Co ciekawe, u mistrza Jana Matejki data powyższej sceny oznaczona jest jako RP.1001, czyli roku pańskiego 1001-go). A więc przedstawia zdarzenie przed ćwierci wieku, i to z udziałem Cesarza Ottona III-go. Popatrzmy zatem, co widać na tym szkicowym obrazie Matejki. Na pierwszym planie, tuż przy samym ołtarzu, na którym położono trumnę ze szczątkami św. Wojciecha klęczy na obu kolanach, przyszły Król Bolesław, trzymający w prawej dłoni włócznię św. Maurycego i lewej gwóźdź z Krzyża Świętego - dar od Cesarza Ottona.  Przyszłego Króla Polski, koronuje Biskup Radzynty, który wraz z cesarzem kładą mu na głowę koronę królewską. Sam Cesarz Otton III, to ten gość z lewej strony przyszłego Króla, stojący sobie boso, bo taki był bowiem wyraz jego czci dla świętego męczennika Wojciecha. Cesarskie buty trzyma tymczasem giermek w głębi na prawo.
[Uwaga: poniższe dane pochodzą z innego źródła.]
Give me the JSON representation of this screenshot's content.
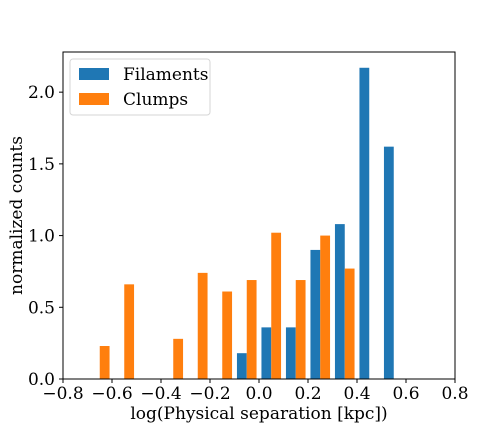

Z tyłu, za Ottonem stoi królowa Kunhilda z synem Mieszkiem II. Dalej stoi rycerz Stoigniew, to ten z wielką białą brodą, piastujący miecz, Tuż obok niego stoją Światopełek książe kijowski i Bezprym, starszy syn Bolesława. Na pierwszym planie obrazu, z prawej strony, stoi obok kolumny rycerz Nawoj z rodu Sieciechów. Stoi sobie wsparty na tarczy i w hełmie z orlimi skrzydłami. Jeszcze bardziej na prawo, tuż obok złotego tronu królewskiego - kolejnym podarunku Ottona III, stoi brat króla Władywój, trzymający chorągiew królewską. Zza kolumny wygląda Emeryk węgierski, a w głębi kościoła przygląda się uroczystości najlepsze polskie rycerstwo i zachwycony uroczystością tłum.
Miły i chwalebny kawałek naszej wielkiej historii. A u nas dzisiaj co? Czekałem cały dzień z tym wpisem i nie znalazłem nawet minimalnej wzmianki o tym wyjątkowym i wielkim wydarzeniu. Tylko Smoleńsk, Kacza szopka krakowska i tym podobne brewerie, rzekomo patriotyczne. Ale czemu się dziwić. Z naszych mediów i od polskich polityków aż bije totalne nieuctwo i brak wiedzy historycznej. Polskie umysły zakaził niestety Kaczyzm i Maciarewizm, żyrowany przez kościół. A tam, w Gnieźnie jest nasza Polska właśnie!! Panowie politycy! 
"O głupoto ludzka! Czyż nie widzisz, że żyłaś z sobą przez całe życie,
 a nie znasz jeszcze rzeczy, którą w najwyższym stopniu posiadasz, to jest swego szaleństwa?"
Leonardo da Vinci

Komentarze

  1. Takich ludzi,co to wiedzą więcej i rozumieją więcej nazywano kiedyś intelektualistami.A dzisiaj to jest passe,niestety.Nasze elity polityczne nie różnią się pod tym względem od całej reszty,jeszcze tylko profesor Bartoszewski mądrze mówi,ale za rzadko,oj za rzadko.Pozdrawiam.

    OdpowiedzUsuń
  2. No niestety to jest już czcigodny staruszek. Przecież skończył niedawno 90 lat!!! Lepiej niech mówi rzadko, ale czasami jeszcze przemówi. Oby żył jak najdłużej! Zgadzam się z Tobą. Dla mnie też, on jest bardzo mądrym człowiekiem.